El 5 de enero pasado, a escasas horas de hacerse la eutanasia, la mujer que se convirtió en símbolo de la lucha por la muerte digna en el mundo charló largamente con su abogado Lucas Correa sobre la vida y la muerte, el dolor y la familia, y, claro, sobre dejar ir o, mejor, soltar.
Juan David Laverde Palma

Juan David Laverde Palma

Periodista Noticias Caracol
“Uno aquí vino a ser feliz hasta donde se pueda”: Martha Sepúlveda

El 3 de octubre de 2021 el mundo conoció la historia de Martha Liria Sepúlveda, la mujer de 51 años, católica, apostólica y romana, que sonreía mientras le contaba a un equipo periodístico de Noticias Caracol que se iba a morir una semana después por voluntad propia. El reportaje pronto causó conmoción nacional e internacional, pues se trataba de la primera paciente con un diagnóstico no terminal que accedería a la eutanasia en Colombia. Mientras los más prestigiosos periódicos y noticieros del mundo reproducían el testimonio de Martha, desde Estados Unidos hasta Argentina, y también al otro lado del Atlántico, en Europa, súbitamente la clínica encargada del procedimiento, el Instituto Colombiano del Dolor (Incodol) en Medellín, revirtió su muerte digna. Su caso se volvió una causa internacional.
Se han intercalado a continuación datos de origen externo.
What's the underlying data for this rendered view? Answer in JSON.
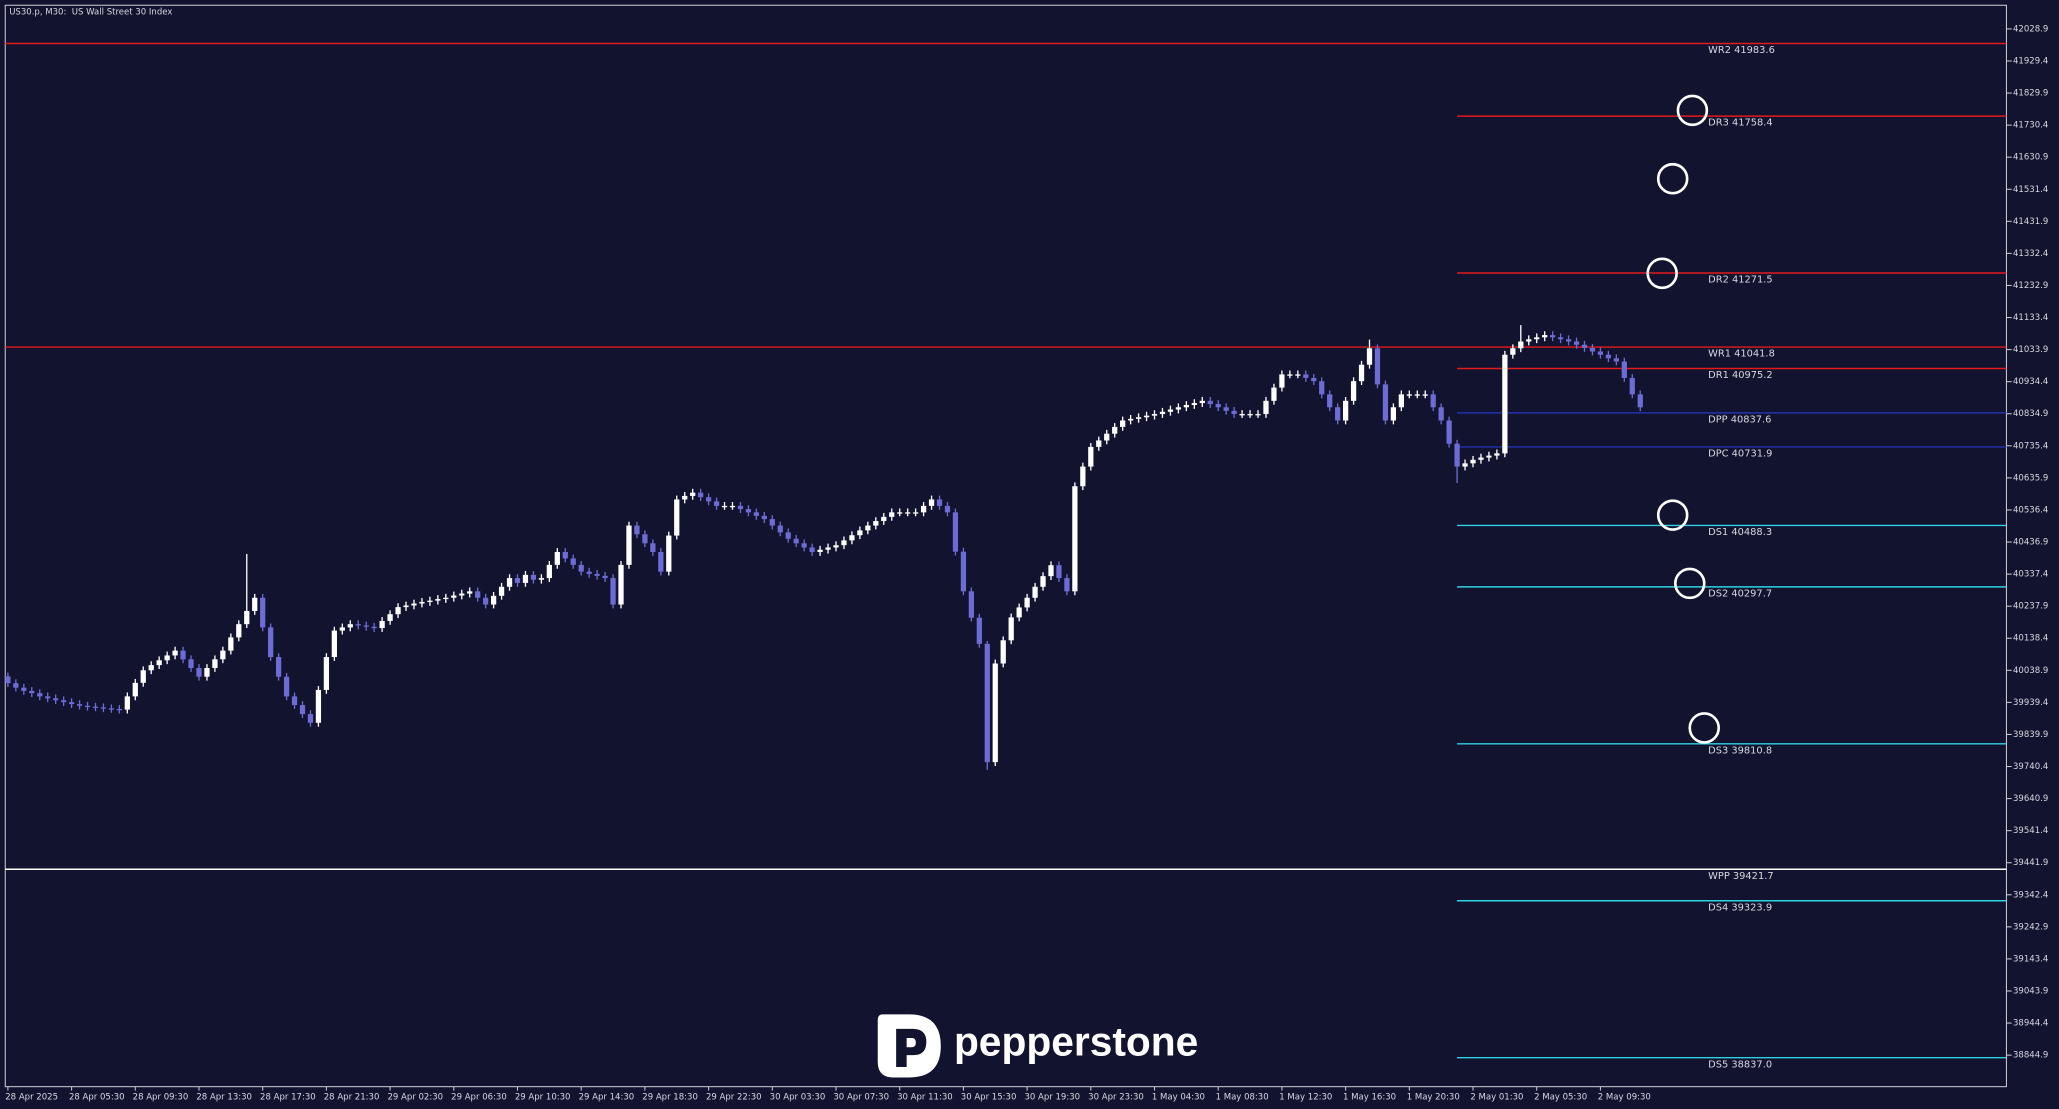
{
  "chart_data": {
    "type": "candlestick",
    "title": "US30.p, M30:  US Wall Street 30 Index",
    "brand": "pepperstone",
    "background": "#12132f",
    "colors": {
      "up": "#ffffff",
      "down": "#6c6cd4"
    },
    "categories": [
      "28 Apr 2025",
      null,
      null,
      null,
      null,
      null,
      null,
      null,
      "28 Apr 05:30",
      null,
      null,
      null,
      null,
      null,
      null,
      null,
      "28 Apr 09:30",
      null,
      null,
      null,
      null,
      null,
      null,
      null,
      "28 Apr 13:30",
      null,
      null,
      null,
      null,
      null,
      null,
      null,
      "28 Apr 17:30",
      null,
      null,
      null,
      null,
      null,
      null,
      null,
      "28 Apr 21:30",
      null,
      null,
      null,
      null,
      null,
      null,
      null,
      "29 Apr 02:30",
      null,
      null,
      null,
      null,
      null,
      null,
      null,
      "29 Apr 06:30",
      null,
      null,
      null,
      null,
      null,
      null,
      null,
      "29 Apr 10:30",
      null,
      null,
      null,
      null,
      null,
      null,
      null,
      "29 Apr 14:30",
      null,
      null,
      null,
      null,
      null,
      null,
      null,
      "29 Apr 18:30",
      null,
      null,
      null,
      null,
      null,
      null,
      null,
      "29 Apr 22:30",
      null,
      null,
      null,
      null,
      null,
      null,
      null,
      "30 Apr 03:30",
      null,
      null,
      null,
      null,
      null,
      null,
      null,
      "30 Apr 07:30",
      null,
      null,
      null,
      null,
      null,
      null,
      null,
      "30 Apr 11:30",
      null,
      null,
      null,
      null,
      null,
      null,
      null,
      "30 Apr 15:30",
      null,
      null,
      null,
      null,
      null,
      null,
      null,
      "30 Apr 19:30",
      null,
      null,
      null,
      null,
      null,
      null,
      null,
      "30 Apr 23:30",
      null,
      null,
      null,
      null,
      null,
      null,
      null,
      "1 May 04:30",
      null,
      null,
      null,
      null,
      null,
      null,
      null,
      "1 May 08:30",
      null,
      null,
      null,
      null,
      null,
      null,
      null,
      "1 May 12:30",
      null,
      null,
      null,
      null,
      null,
      null,
      null,
      "1 May 16:30",
      null,
      null,
      null,
      null,
      null,
      null,
      null,
      "1 May 20:30",
      null,
      null,
      null,
      null,
      null,
      null,
      null,
      "2 May 01:30",
      null,
      null,
      null,
      null,
      null,
      null,
      null,
      "2 May 05:30",
      null,
      null,
      null,
      null,
      null,
      null,
      null,
      "2 May 09:30",
      null,
      null,
      null,
      null,
      null
    ],
    "open": [
      40020,
      39999,
      39985,
      39975,
      39968,
      39958,
      39952,
      39946,
      39940,
      39934,
      39929,
      39926,
      39924,
      39921,
      39919,
      39917,
      39958,
      40000,
      40039,
      40055,
      40070,
      40085,
      40100,
      40073,
      40046,
      40019,
      40046,
      40073,
      40100,
      40141,
      40182,
      40223,
      40264,
      40172,
      40080,
      40019,
      39958,
      39931,
      39903,
      39876,
      39978,
      40080,
      40162,
      40172,
      40182,
      40178,
      40174,
      40170,
      40192,
      40213,
      40235,
      40240,
      40246,
      40251,
      40255,
      40260,
      40264,
      40271,
      40277,
      40284,
      40264,
      40243,
      40270,
      40298,
      40325,
      40310,
      40335,
      40320,
      40325,
      40366,
      40406,
      40386,
      40366,
      40345,
      40338,
      40332,
      40325,
      40243,
      40366,
      40488,
      40461,
      40433,
      40406,
      40345,
      40457,
      40569,
      40580,
      40590,
      40576,
      40563,
      40549,
      40549,
      40549,
      40539,
      40529,
      40518,
      40508,
      40488,
      40467,
      40447,
      40433,
      40420,
      40406,
      40413,
      40420,
      40427,
      40442,
      40458,
      40473,
      40488,
      40502,
      40515,
      40529,
      40529,
      40529,
      40529,
      40549,
      40569,
      40549,
      40529,
      40407,
      40284,
      40202,
      40121,
      39754,
      40060,
      40132,
      40203,
      40234,
      40264,
      40298,
      40331,
      40365,
      40325,
      40284,
      40610,
      40671,
      40732,
      40752,
      40773,
      40794,
      40814,
      40819,
      40824,
      40829,
      40834,
      40841,
      40848,
      40855,
      40862,
      40868,
      40875,
      40865,
      40855,
      40844,
      40834,
      40834,
      40834,
      40834,
      40875,
      40916,
      40957,
      40957,
      40957,
      40946,
      40936,
      40895,
      40855,
      40814,
      40875,
      40936,
      40987,
      41038,
      40926,
      40814,
      40855,
      40895,
      40895,
      40895,
      40895,
      40855,
      40814,
      40742,
      40671,
      40681,
      40692,
      40699,
      40705,
      40712,
      41018,
      41038,
      41059,
      41066,
      41072,
      41079,
      41072,
      41066,
      41059,
      41049,
      41039,
      41028,
      41018,
      41007,
      40997,
      40946,
      40895
    ],
    "high": [
      40032,
      40011,
      39997,
      39987,
      39980,
      39970,
      39964,
      39958,
      39952,
      39946,
      39941,
      39938,
      39936,
      39933,
      39931,
      39970,
      40012,
      40051,
      40067,
      40082,
      40097,
      40112,
      40112,
      40085,
      40058,
      40058,
      40085,
      40112,
      40153,
      40194,
      40400,
      40276,
      40276,
      40184,
      40092,
      40031,
      39970,
      39943,
      39915,
      39990,
      40092,
      40174,
      40184,
      40194,
      40194,
      40190,
      40186,
      40204,
      40225,
      40247,
      40252,
      40258,
      40263,
      40267,
      40272,
      40276,
      40283,
      40289,
      40296,
      40296,
      40276,
      40282,
      40310,
      40337,
      40337,
      40347,
      40347,
      40337,
      40378,
      40418,
      40418,
      40398,
      40378,
      40357,
      40350,
      40344,
      40337,
      40378,
      40500,
      40500,
      40473,
      40445,
      40418,
      40469,
      40581,
      40592,
      40602,
      40602,
      40588,
      40575,
      40561,
      40561,
      40561,
      40551,
      40541,
      40530,
      40520,
      40500,
      40479,
      40459,
      40445,
      40432,
      40425,
      40432,
      40439,
      40454,
      40470,
      40485,
      40500,
      40514,
      40527,
      40541,
      40541,
      40541,
      40541,
      40561,
      40581,
      40581,
      40561,
      40541,
      40419,
      40296,
      40214,
      40130,
      40072,
      40144,
      40215,
      40246,
      40276,
      40310,
      40343,
      40377,
      40377,
      40337,
      40622,
      40683,
      40744,
      40764,
      40785,
      40806,
      40826,
      40831,
      40836,
      40841,
      40846,
      40853,
      40860,
      40867,
      40874,
      40880,
      40887,
      40887,
      40877,
      40867,
      40856,
      40846,
      40846,
      40846,
      40887,
      40928,
      40969,
      40969,
      40969,
      40969,
      40958,
      40948,
      40907,
      40867,
      40887,
      40948,
      40999,
      41065,
      41050,
      40938,
      40867,
      40907,
      40907,
      40907,
      40907,
      40907,
      40867,
      40826,
      40754,
      40693,
      40704,
      40711,
      40717,
      40724,
      41030,
      41050,
      41110,
      41078,
      41084,
      41091,
      41091,
      41084,
      41078,
      41071,
      41061,
      41051,
      41040,
      41030,
      41019,
      41009,
      40958,
      40907
    ],
    "low": [
      39987,
      39973,
      39963,
      39956,
      39946,
      39940,
      39934,
      39928,
      39922,
      39917,
      39914,
      39912,
      39909,
      39907,
      39905,
      39905,
      39946,
      39988,
      40027,
      40043,
      40058,
      40073,
      40061,
      40034,
      40007,
      40007,
      40034,
      40061,
      40088,
      40129,
      40170,
      40211,
      40160,
      40068,
      40007,
      39946,
      39919,
      39891,
      39864,
      39864,
      39966,
      40068,
      40150,
      40160,
      40166,
      40162,
      40158,
      40158,
      40180,
      40201,
      40223,
      40228,
      40234,
      40239,
      40243,
      40248,
      40252,
      40259,
      40265,
      40252,
      40231,
      40231,
      40258,
      40286,
      40298,
      40298,
      40308,
      40308,
      40313,
      40354,
      40374,
      40354,
      40333,
      40326,
      40320,
      40313,
      40231,
      40231,
      40354,
      40449,
      40421,
      40394,
      40333,
      40333,
      40445,
      40557,
      40568,
      40564,
      40551,
      40537,
      40537,
      40537,
      40527,
      40517,
      40506,
      40496,
      40476,
      40455,
      40435,
      40421,
      40408,
      40394,
      40394,
      40401,
      40408,
      40415,
      40430,
      40446,
      40461,
      40476,
      40490,
      40503,
      40517,
      40517,
      40517,
      40517,
      40537,
      40537,
      40517,
      40395,
      40272,
      40190,
      40109,
      39730,
      39742,
      40048,
      40120,
      40191,
      40222,
      40252,
      40286,
      40319,
      40313,
      40272,
      40272,
      40598,
      40659,
      40720,
      40740,
      40761,
      40782,
      40802,
      40807,
      40812,
      40817,
      40822,
      40829,
      40836,
      40843,
      40850,
      40856,
      40853,
      40843,
      40832,
      40822,
      40822,
      40822,
      40822,
      40822,
      40863,
      40904,
      40945,
      40945,
      40934,
      40924,
      40883,
      40843,
      40802,
      40802,
      40863,
      40924,
      40975,
      40914,
      40802,
      40802,
      40843,
      40883,
      40883,
      40883,
      40843,
      40802,
      40730,
      40620,
      40659,
      40669,
      40680,
      40687,
      40693,
      40700,
      41006,
      41026,
      41047,
      41054,
      41060,
      41060,
      41054,
      41047,
      41037,
      41027,
      41016,
      41006,
      40995,
      40985,
      40934,
      40883,
      40843
    ],
    "close": [
      39999,
      39985,
      39975,
      39968,
      39958,
      39952,
      39946,
      39940,
      39934,
      39929,
      39926,
      39924,
      39921,
      39919,
      39917,
      39958,
      40000,
      40039,
      40055,
      40070,
      40085,
      40100,
      40073,
      40046,
      40019,
      40046,
      40073,
      40100,
      40141,
      40182,
      40223,
      40264,
      40172,
      40080,
      40019,
      39958,
      39931,
      39903,
      39876,
      39978,
      40080,
      40162,
      40172,
      40182,
      40178,
      40174,
      40170,
      40192,
      40213,
      40235,
      40240,
      40246,
      40251,
      40255,
      40260,
      40264,
      40271,
      40277,
      40284,
      40264,
      40243,
      40270,
      40298,
      40325,
      40310,
      40335,
      40320,
      40325,
      40366,
      40406,
      40386,
      40366,
      40345,
      40338,
      40332,
      40325,
      40243,
      40366,
      40488,
      40461,
      40433,
      40406,
      40345,
      40457,
      40569,
      40580,
      40590,
      40576,
      40563,
      40549,
      40549,
      40549,
      40539,
      40529,
      40518,
      40508,
      40488,
      40467,
      40447,
      40433,
      40420,
      40406,
      40413,
      40420,
      40427,
      40442,
      40458,
      40473,
      40488,
      40502,
      40515,
      40529,
      40529,
      40529,
      40529,
      40549,
      40569,
      40549,
      40529,
      40407,
      40284,
      40202,
      40121,
      39754,
      40060,
      40132,
      40203,
      40234,
      40264,
      40298,
      40331,
      40365,
      40325,
      40284,
      40610,
      40671,
      40732,
      40752,
      40773,
      40794,
      40814,
      40819,
      40824,
      40829,
      40834,
      40841,
      40848,
      40855,
      40862,
      40868,
      40875,
      40865,
      40855,
      40844,
      40834,
      40834,
      40834,
      40834,
      40875,
      40916,
      40957,
      40957,
      40957,
      40946,
      40936,
      40895,
      40855,
      40814,
      40875,
      40936,
      40987,
      41038,
      40926,
      40814,
      40855,
      40895,
      40895,
      40895,
      40895,
      40855,
      40814,
      40742,
      40671,
      40681,
      40692,
      40699,
      40705,
      40712,
      41018,
      41038,
      41059,
      41066,
      41072,
      41079,
      41072,
      41066,
      41059,
      41049,
      41039,
      41028,
      41018,
      41007,
      40997,
      40946,
      40895,
      40855
    ],
    "ylim": [
      38747.1,
      42102.3
    ],
    "yticks": [
      42028.9,
      41929.4,
      41829.9,
      41730.4,
      41630.9,
      41531.4,
      41431.9,
      41332.4,
      41232.9,
      41133.4,
      41033.9,
      40934.4,
      40834.9,
      40735.4,
      40635.9,
      40536.4,
      40436.9,
      40337.4,
      40237.9,
      40138.4,
      40038.9,
      39939.4,
      39839.9,
      39740.4,
      39640.9,
      39541.4,
      39441.9,
      39342.4,
      39242.9,
      39143.4,
      39043.9,
      38944.4,
      38844.9
    ],
    "levels": [
      {
        "label": "WR2 41983.6",
        "value": 41983.6,
        "kind": "weekly",
        "color": "#e31b1b"
      },
      {
        "label": "DR3 41758.4",
        "value": 41758.4,
        "kind": "daily",
        "color": "#e31b1b"
      },
      {
        "label": "DR2 41271.5",
        "value": 41271.5,
        "kind": "daily",
        "color": "#e31b1b"
      },
      {
        "label": "WR1 41041.8",
        "value": 41041.8,
        "kind": "weekly",
        "color": "#e31b1b"
      },
      {
        "label": "DR1 40975.2",
        "value": 40975.2,
        "kind": "daily",
        "color": "#e31b1b"
      },
      {
        "label": "DPP 40837.6",
        "value": 40837.6,
        "kind": "daily",
        "color": "#2233b0"
      },
      {
        "label": "DPC 40731.9",
        "value": 40731.9,
        "kind": "daily",
        "color": "#2233b0"
      },
      {
        "label": "DS1 40488.3",
        "value": 40488.3,
        "kind": "daily",
        "color": "#2fd3e3"
      },
      {
        "label": "DS2 40297.7",
        "value": 40297.7,
        "kind": "daily",
        "color": "#2fd3e3"
      },
      {
        "label": "DS3 39810.8",
        "value": 39810.8,
        "kind": "daily",
        "color": "#2fd3e3"
      },
      {
        "label": "WPP 39421.7",
        "value": 39421.7,
        "kind": "weekly",
        "color": "#ffffff"
      },
      {
        "label": "DS4 39323.9",
        "value": 39323.9,
        "kind": "daily",
        "color": "#2fd3e3"
      },
      {
        "label": "DS5 38837.0",
        "value": 38837.0,
        "kind": "daily",
        "color": "#2fd3e3"
      }
    ]
  }
}
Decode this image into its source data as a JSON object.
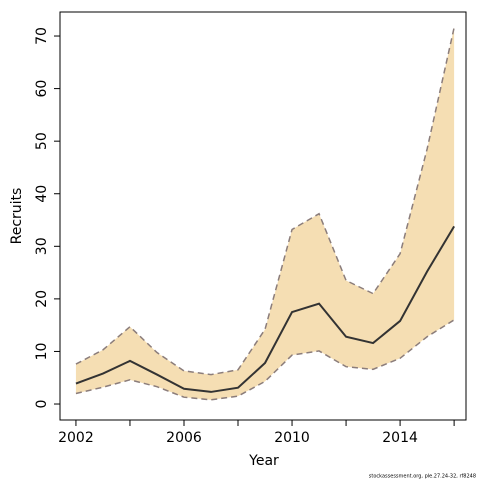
{
  "chart_data": {
    "type": "band_line",
    "x_label": "Year",
    "y_label": "Recruits",
    "source": "stockassessment.org, ple.27.24-32, rf8248",
    "x": [
      2002,
      2003,
      2004,
      2005,
      2006,
      2007,
      2008,
      2009,
      2010,
      2011,
      2012,
      2013,
      2014,
      2015,
      2016
    ],
    "values": [
      3.9,
      5.8,
      8.2,
      5.6,
      2.9,
      2.3,
      3.1,
      7.8,
      17.5,
      19.1,
      12.8,
      11.6,
      15.8,
      25.2,
      33.8
    ],
    "upper": [
      7.6,
      10.3,
      14.7,
      9.8,
      6.3,
      5.6,
      6.5,
      14.2,
      33.2,
      36.2,
      23.5,
      21.0,
      28.6,
      48.5,
      71.6
    ],
    "lower": [
      2.0,
      3.2,
      4.6,
      3.3,
      1.3,
      0.8,
      1.5,
      4.3,
      9.3,
      10.1,
      7.1,
      6.6,
      8.7,
      12.8,
      16.0
    ],
    "color": "#333333",
    "band_color": "#f5deb3",
    "bound_color": "#8b7d7b",
    "xlim": [
      2001.41,
      2016.44
    ],
    "ylim": [
      -3.04,
      74.57
    ],
    "xticks": [
      2002,
      2006,
      2010,
      2014
    ],
    "x_minor_ticks": [
      2004,
      2008,
      2012,
      2016
    ],
    "yticks": [
      0,
      10,
      20,
      30,
      40,
      50,
      60,
      70
    ]
  }
}
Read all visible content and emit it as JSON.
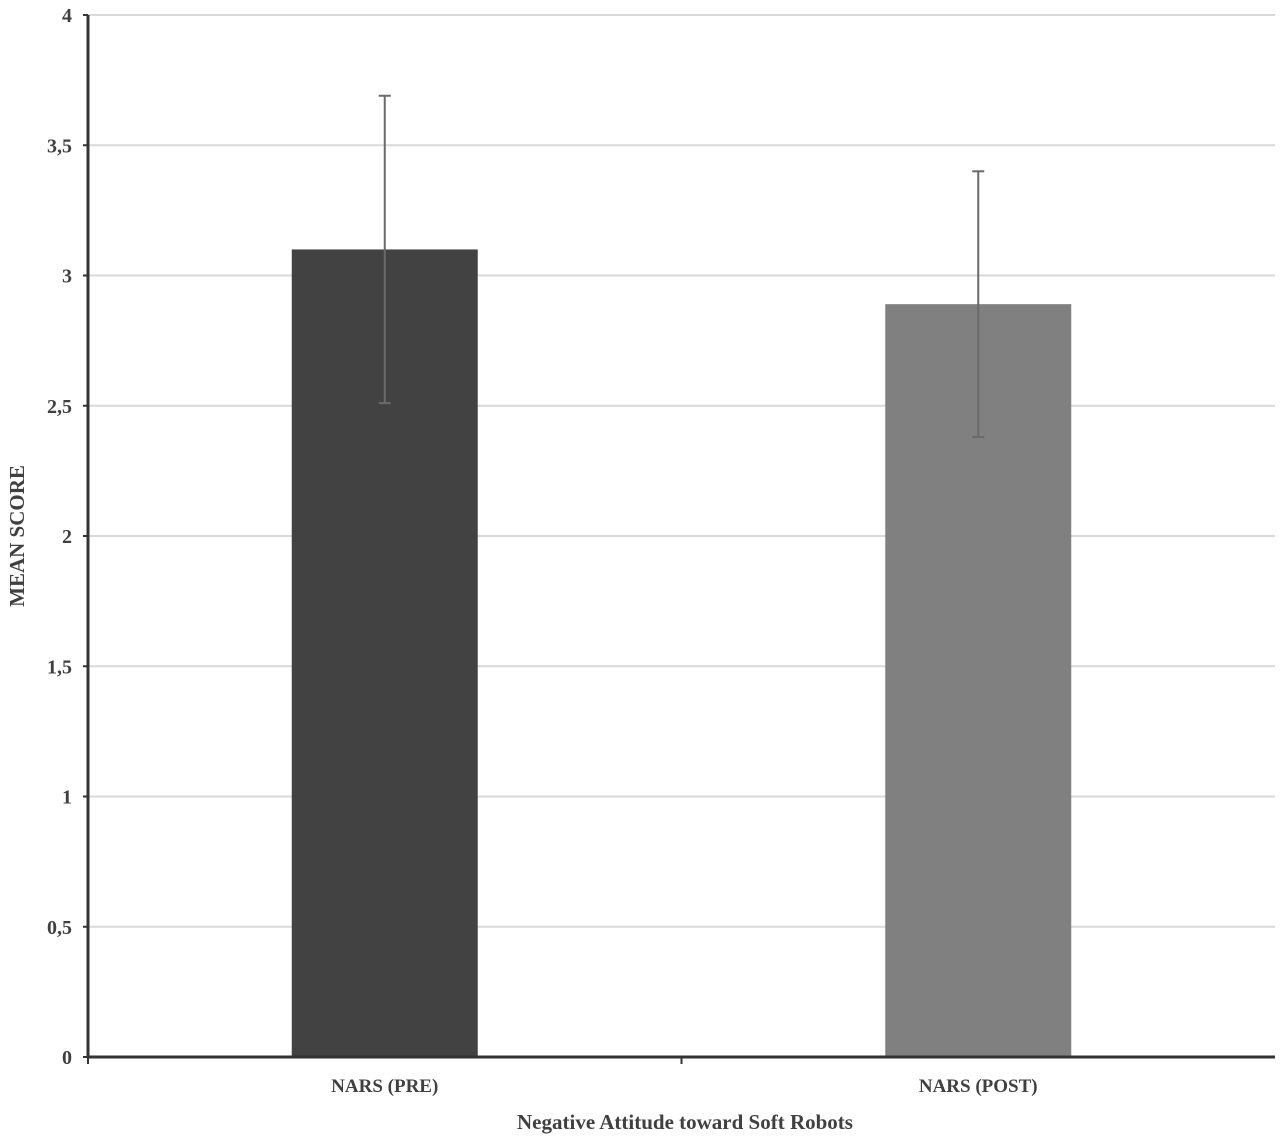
{
  "chart_data": {
    "type": "bar",
    "title": "",
    "xlabel": "Negative Attitude toward Soft Robots",
    "ylabel": "MEAN SCORE",
    "ylim": [
      0,
      4
    ],
    "yticks": [
      0,
      0.5,
      1,
      1.5,
      2,
      2.5,
      3,
      3.5,
      4
    ],
    "ytick_labels": [
      "0",
      "0,5",
      "1",
      "1,5",
      "2",
      "2,5",
      "3",
      "3,5",
      "4"
    ],
    "grid": true,
    "categories": [
      "NARS (PRE)",
      "NARS (POST)"
    ],
    "values": [
      3.1,
      2.89
    ],
    "error_low": [
      2.51,
      2.38
    ],
    "error_high": [
      3.69,
      3.4
    ],
    "colors": [
      "#424242",
      "#808080"
    ]
  }
}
(En contexto: Preguntas y respuestas sobre el caso de la eutanasia negada a Martha Sepúlveda)

Martha, quien sufría de esclerosis lateral amiotrófica, una enfermedad neurodegenerativa que no tiene cura, quedó desconcertada entonces, pero jamás renunció a su idea de morirse a su manera. Junto a sus abogados Lucas Correa y Camila Jaramillo emprendió una batalla legal que muy rápido volvió a poner las cosas en su sitio. A finales de octubre pasado, una tutela fallada por un juzgado de Medellín le ordenó a Incodol realizar el procedimiento y dejó claro que los pacientes no terminales sí podían acceder a la muerte digna, tal como lo dispuso la Corte Constitucional en julio de 2021. Martha decidió tomarse su tiempo, pues temió que alguien intentara de nuevo atravesarse en su decisión libre. Entonces pasó sus últimos tres meses entre Medellín, Codazzi (Cesar) y La Guajira. Acompañada de su hijo, Federico, volvió a sus lugares más felices con sus amigos.

"Dios no me quiere ver sufrir a mí": la eutanasia de una mujer de fe

Apenas pasó la resaca de fin de año, ya sin barreras a la vista y con la serena convicción de estar a paz y salvo con la vida, le dijo a su hijo que regresaran a Medellín porque su tiempo aquí había terminado. El sábado 8 de enero de 2022, al filo del mediodía, todo se hubo consumado. Federico fue el último custodio de sus instantes finales y de su sonrisa poderosa. Tres días antes, el 5 de enero, Martha decidió concederle una última entrevista a su abogado Lucas Correa para que fuera publicada después de que ella muriera. Una especie de testamento en el que reafirmó todas sus convicciones sobre la eutanasia y su inquebrantable fe cristiana. Martha jamás vio una contradicción entre la muerte digna y su búsqueda de Dios. Para despedirla como se merece, El Espectador publica íntegramente esa charla de casi 19 minutos que grabó con Lucas Correa.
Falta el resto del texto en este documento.